Three Pantoums by Lo Kwa Mei-en


 


Analog Mockingbird Pantoum

 

The work of ignoring the pink sore in my superior mouth
jaggers open — white men touch me like inflating a mockingbird —

effortless, the coming of copies of a reflection of some
thing, the not a real person’s body, the sexualness that may be

staggered open at humanity’s touch like a puffy mock ingot.
The revision scholars name a weapon. It’s the lip of the book

of a body not a white woman’s body. Some say personhood
is love plus afterlife, angels who too will suffer the father

weaponizing the slur-art of editing. Say it, the lippy gospel
of climax management: I worried I’ve never been a fiancée

loved in an afterlife of men. I suffered the blistering of angels,
geléed to the nerve I grew the last time I cut the vein of No.

My climax vanished vainly when it could not be affianced
in the sticky backseat of my noise hole. My verb was a treat

geléed to the hips I grew. After the first time I said No
I eked out order — the disorder of cutting red roses for roots;

the slick back door of voice; my cunt, negative cake in a box,
half mine again. And mine the effort of mimicking loathing

pain, my eating disorder, in that order. My blood roots a rose,
a rouge so natural it must be wrong. Like the thought of a whip

again, I have one word in my possession. The mockingbird is
spitting blooming copies like a rosé rain on the puddled pink

of the natural world. I have this leather fable, rough and wrong,
and the effort of ignoring the white spore in a spotless mouth.

 


The Crane Wife’s Heart is Pure, The Crane Wife’s Product is Pure Pantoum

 

No. When the husband puts on a soiree of inviting wrists
he pins them up behind the farm notarized for partyhood

and I disco three times to prove my bent for revolution,
a simple girl, like a stripe, special to the ugly minimum

on an ugly species. The maximal girl can be a simple strip
and if I could stop hurting myself I could say anything

at the party in the factory. My dipping hem is notorious
for gouging a man’s id, blooming spurts of cloud-breath

into my loom where a cloud bleeds rust, the bed gauged
for civilized magic, a plucking so consistent I will not

say I said anything. If I could stop hurting me, I would,
but the husband’s birthday suit is a hair shirt he needed

brought in from the air. On his birthday I hiss a needle
of pain between yellow lips like a pinion in a rotting beak.

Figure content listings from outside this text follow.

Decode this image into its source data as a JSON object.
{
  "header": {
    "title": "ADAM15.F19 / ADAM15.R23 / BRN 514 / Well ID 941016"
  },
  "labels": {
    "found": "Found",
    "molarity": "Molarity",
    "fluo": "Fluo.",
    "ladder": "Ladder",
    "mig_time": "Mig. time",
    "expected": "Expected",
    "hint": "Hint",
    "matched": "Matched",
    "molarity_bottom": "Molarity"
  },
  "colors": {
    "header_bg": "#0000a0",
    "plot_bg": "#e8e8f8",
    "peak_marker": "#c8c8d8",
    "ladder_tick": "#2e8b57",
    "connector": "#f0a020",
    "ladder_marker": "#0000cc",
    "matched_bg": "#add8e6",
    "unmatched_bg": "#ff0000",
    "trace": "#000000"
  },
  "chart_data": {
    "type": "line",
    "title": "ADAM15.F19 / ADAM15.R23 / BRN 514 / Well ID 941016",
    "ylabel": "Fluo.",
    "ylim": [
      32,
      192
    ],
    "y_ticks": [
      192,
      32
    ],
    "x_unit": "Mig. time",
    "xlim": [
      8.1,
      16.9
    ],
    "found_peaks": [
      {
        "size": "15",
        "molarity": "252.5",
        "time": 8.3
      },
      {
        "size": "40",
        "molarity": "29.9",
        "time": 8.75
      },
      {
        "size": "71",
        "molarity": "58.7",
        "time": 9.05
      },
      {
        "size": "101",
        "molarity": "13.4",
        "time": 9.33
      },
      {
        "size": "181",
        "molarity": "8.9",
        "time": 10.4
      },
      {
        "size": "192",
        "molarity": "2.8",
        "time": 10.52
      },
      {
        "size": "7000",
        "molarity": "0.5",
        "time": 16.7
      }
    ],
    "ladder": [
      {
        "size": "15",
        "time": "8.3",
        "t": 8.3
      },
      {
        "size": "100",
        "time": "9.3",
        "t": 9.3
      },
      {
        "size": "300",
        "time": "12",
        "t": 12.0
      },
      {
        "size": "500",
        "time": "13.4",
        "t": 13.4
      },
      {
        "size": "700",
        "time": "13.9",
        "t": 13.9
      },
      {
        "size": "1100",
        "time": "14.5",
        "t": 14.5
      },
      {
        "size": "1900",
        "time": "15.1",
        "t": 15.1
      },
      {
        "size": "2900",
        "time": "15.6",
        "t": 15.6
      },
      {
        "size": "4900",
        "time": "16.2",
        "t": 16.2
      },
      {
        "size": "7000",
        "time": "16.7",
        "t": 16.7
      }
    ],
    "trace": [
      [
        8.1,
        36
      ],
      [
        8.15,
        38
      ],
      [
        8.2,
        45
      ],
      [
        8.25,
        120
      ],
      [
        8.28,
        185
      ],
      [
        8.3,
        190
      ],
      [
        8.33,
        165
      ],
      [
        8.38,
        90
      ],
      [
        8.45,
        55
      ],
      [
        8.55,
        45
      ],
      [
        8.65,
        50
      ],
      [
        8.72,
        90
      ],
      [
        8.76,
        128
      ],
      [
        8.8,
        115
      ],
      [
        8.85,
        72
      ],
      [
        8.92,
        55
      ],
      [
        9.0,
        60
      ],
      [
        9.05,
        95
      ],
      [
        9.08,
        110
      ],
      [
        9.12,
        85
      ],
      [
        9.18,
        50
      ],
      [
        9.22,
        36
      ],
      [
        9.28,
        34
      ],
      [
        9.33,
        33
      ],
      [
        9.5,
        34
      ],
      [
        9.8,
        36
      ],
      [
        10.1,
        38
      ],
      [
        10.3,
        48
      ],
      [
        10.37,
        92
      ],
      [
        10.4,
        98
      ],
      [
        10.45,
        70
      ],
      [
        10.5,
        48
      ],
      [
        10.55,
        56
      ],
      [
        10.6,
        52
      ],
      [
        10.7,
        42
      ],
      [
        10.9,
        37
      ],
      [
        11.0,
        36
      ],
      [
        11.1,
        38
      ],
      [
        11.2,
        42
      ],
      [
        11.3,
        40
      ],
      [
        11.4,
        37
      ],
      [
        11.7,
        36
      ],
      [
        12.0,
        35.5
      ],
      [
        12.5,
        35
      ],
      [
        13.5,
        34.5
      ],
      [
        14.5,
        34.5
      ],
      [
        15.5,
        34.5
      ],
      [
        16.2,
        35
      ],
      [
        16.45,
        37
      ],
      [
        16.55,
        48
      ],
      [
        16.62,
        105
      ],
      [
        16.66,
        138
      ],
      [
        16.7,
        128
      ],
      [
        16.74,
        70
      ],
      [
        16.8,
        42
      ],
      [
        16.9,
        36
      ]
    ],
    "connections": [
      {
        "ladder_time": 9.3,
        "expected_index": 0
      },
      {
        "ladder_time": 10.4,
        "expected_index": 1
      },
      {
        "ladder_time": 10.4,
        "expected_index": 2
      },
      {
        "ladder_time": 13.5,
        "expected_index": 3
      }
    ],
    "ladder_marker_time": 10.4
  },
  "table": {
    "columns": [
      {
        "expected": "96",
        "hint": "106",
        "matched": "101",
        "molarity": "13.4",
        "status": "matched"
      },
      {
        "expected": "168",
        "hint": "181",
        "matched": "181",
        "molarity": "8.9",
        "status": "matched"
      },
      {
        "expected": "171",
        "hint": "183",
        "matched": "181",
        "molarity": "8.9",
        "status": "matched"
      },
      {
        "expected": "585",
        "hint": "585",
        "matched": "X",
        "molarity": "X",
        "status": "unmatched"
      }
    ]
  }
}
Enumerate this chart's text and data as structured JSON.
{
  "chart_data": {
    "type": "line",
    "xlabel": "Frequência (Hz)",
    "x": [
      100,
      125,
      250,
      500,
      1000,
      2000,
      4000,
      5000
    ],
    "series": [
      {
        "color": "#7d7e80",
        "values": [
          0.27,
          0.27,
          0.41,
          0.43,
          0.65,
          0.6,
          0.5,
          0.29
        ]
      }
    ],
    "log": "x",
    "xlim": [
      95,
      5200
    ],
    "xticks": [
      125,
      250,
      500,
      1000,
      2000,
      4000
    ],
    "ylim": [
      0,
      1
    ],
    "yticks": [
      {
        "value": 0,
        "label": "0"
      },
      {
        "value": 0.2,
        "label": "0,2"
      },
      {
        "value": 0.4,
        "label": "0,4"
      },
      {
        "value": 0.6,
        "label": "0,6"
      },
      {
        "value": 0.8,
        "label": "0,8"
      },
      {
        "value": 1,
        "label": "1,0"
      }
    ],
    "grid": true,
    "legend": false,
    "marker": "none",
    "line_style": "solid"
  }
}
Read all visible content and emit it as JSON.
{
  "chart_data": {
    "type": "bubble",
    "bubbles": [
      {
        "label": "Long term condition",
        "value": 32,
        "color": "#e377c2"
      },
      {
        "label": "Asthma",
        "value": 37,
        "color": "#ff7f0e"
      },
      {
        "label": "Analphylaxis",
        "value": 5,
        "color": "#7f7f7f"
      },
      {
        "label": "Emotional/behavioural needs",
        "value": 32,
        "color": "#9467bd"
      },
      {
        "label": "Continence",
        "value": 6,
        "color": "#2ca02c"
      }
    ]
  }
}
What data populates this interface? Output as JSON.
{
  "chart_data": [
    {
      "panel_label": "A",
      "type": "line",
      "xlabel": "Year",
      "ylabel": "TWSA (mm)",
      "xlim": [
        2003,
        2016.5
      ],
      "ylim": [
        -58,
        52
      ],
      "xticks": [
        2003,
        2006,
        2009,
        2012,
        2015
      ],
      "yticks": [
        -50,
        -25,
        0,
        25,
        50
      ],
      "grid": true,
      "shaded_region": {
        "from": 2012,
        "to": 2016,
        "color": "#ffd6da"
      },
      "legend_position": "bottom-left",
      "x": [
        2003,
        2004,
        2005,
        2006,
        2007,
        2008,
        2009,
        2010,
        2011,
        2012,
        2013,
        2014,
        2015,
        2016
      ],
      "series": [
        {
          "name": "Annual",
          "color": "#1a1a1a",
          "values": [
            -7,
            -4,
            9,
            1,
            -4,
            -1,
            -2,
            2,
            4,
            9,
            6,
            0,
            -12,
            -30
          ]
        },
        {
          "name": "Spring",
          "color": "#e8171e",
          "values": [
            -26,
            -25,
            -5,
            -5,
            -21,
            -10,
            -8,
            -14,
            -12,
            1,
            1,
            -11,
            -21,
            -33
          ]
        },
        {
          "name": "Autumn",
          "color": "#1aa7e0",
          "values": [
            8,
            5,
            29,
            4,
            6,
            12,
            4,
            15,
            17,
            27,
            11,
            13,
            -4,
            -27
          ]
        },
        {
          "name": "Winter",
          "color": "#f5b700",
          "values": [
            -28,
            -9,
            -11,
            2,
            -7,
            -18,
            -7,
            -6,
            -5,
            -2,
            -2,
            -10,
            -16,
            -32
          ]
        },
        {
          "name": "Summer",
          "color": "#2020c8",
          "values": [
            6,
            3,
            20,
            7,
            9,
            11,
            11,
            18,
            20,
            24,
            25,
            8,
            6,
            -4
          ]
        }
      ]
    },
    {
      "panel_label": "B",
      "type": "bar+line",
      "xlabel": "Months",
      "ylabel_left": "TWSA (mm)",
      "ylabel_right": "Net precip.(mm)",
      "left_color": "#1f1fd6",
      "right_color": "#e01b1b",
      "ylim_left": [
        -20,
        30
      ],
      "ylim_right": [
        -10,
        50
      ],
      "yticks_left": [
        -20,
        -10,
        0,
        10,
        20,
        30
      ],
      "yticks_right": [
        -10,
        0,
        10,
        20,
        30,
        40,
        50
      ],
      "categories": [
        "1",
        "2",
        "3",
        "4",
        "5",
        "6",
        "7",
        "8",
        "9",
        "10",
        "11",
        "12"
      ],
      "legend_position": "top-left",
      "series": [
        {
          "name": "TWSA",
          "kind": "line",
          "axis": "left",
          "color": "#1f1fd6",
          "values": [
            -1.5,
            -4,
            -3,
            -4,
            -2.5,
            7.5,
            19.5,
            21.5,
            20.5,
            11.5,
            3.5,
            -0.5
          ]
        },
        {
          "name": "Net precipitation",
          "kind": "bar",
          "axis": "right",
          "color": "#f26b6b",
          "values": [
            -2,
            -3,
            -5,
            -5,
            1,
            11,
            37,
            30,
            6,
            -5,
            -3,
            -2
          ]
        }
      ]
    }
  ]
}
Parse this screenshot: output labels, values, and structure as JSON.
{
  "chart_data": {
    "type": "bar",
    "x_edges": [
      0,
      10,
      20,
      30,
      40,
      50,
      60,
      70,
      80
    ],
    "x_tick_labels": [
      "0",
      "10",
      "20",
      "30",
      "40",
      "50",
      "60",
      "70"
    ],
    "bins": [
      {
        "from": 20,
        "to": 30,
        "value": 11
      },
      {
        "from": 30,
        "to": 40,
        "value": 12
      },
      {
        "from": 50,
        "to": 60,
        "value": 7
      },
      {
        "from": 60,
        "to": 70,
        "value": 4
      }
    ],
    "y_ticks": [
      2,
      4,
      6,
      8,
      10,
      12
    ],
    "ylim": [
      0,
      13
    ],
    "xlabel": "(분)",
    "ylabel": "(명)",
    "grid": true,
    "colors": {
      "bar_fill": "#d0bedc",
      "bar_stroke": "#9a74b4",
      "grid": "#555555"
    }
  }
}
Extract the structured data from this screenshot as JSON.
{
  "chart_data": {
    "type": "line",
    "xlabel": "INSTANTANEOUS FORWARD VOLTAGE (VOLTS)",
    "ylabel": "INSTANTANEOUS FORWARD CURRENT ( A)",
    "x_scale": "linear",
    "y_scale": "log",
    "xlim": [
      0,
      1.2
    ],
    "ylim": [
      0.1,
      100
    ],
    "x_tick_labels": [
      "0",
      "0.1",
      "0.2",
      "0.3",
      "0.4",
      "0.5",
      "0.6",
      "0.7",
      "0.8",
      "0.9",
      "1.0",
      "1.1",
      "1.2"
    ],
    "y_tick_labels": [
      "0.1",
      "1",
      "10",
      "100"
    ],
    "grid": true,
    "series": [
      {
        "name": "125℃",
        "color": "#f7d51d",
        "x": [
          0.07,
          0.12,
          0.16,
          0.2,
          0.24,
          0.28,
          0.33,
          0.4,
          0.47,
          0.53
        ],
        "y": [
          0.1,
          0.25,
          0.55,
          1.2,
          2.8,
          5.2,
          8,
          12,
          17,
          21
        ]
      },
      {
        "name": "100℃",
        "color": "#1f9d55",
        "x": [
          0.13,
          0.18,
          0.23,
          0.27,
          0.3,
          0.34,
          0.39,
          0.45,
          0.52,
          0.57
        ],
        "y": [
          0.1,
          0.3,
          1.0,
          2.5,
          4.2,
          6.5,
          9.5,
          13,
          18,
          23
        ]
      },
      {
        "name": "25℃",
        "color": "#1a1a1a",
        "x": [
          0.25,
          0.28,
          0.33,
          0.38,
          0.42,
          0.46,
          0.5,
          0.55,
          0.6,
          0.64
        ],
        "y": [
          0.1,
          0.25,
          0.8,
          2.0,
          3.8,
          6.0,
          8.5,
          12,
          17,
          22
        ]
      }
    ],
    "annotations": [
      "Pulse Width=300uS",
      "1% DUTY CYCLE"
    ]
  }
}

I will not want a civilized tic, to luck into consent, will not
fuck structure and narrative in a moral pleather meadow

though I got fucked by narrative in a field of oral pleasing
spitting light into time into me: post-revolt, not post-disco.

Did a lip root in my beak like an opinion stuffed in pain?
I know the husband invited me in, plus one sorry wrist.

 


Yellow Swan Pantoum

 

The ruffling, white faces of a protagonist are meatless.
They go anywhere, like a petite formula in the embassy.

My body woke in 1994, one foot in the eraser factory,
a streak of gold skin on the white glass the white ceiling

the white cash, a flesh fold in the fetishist’s machine
in novels and dimes the protagonist can’t give away.

It’s basic math: my clit is an easy slope, a boss ember.
I woke to a nation plucking it out of the waves so

I broke up, fucked about. If masturbation is a solo
split, I touch half of what the protagonist touched

to a novelty of agonizing chimes. Forgive away, pro
-fessional adulthood! For I am fully grown and should

confess: a full belly is the hood on my default gown
and I wish to take a hammer to the fat bone in my head,

halve the protagonist’s half and — touché — touch me.
If I were white — do I betray myself, even ask it? — but

were I white, I’d betray me in a butter evening mask
like a poet who groans when a bird enters the stanza,

wishing to take a hammer to the sign on my forehead —
Protagonist, Don’t Shoot — but might say I didn’t ask to be

born, while being beloved, not born, shot, and gone.
I touched honorary white glass, the honorary ceiling,

groped by the entry fee: a bird that can fill up a poem
until a coloring of women spills out in a white space

redacted by white-out. So I spilled a guy’s masterpiece,
the shuffled white faces of a protagonist. I’ll be meat

of glass. I have to horrify the sky with my gold ovary
if my root weeps in 2015, my face in the racist factory.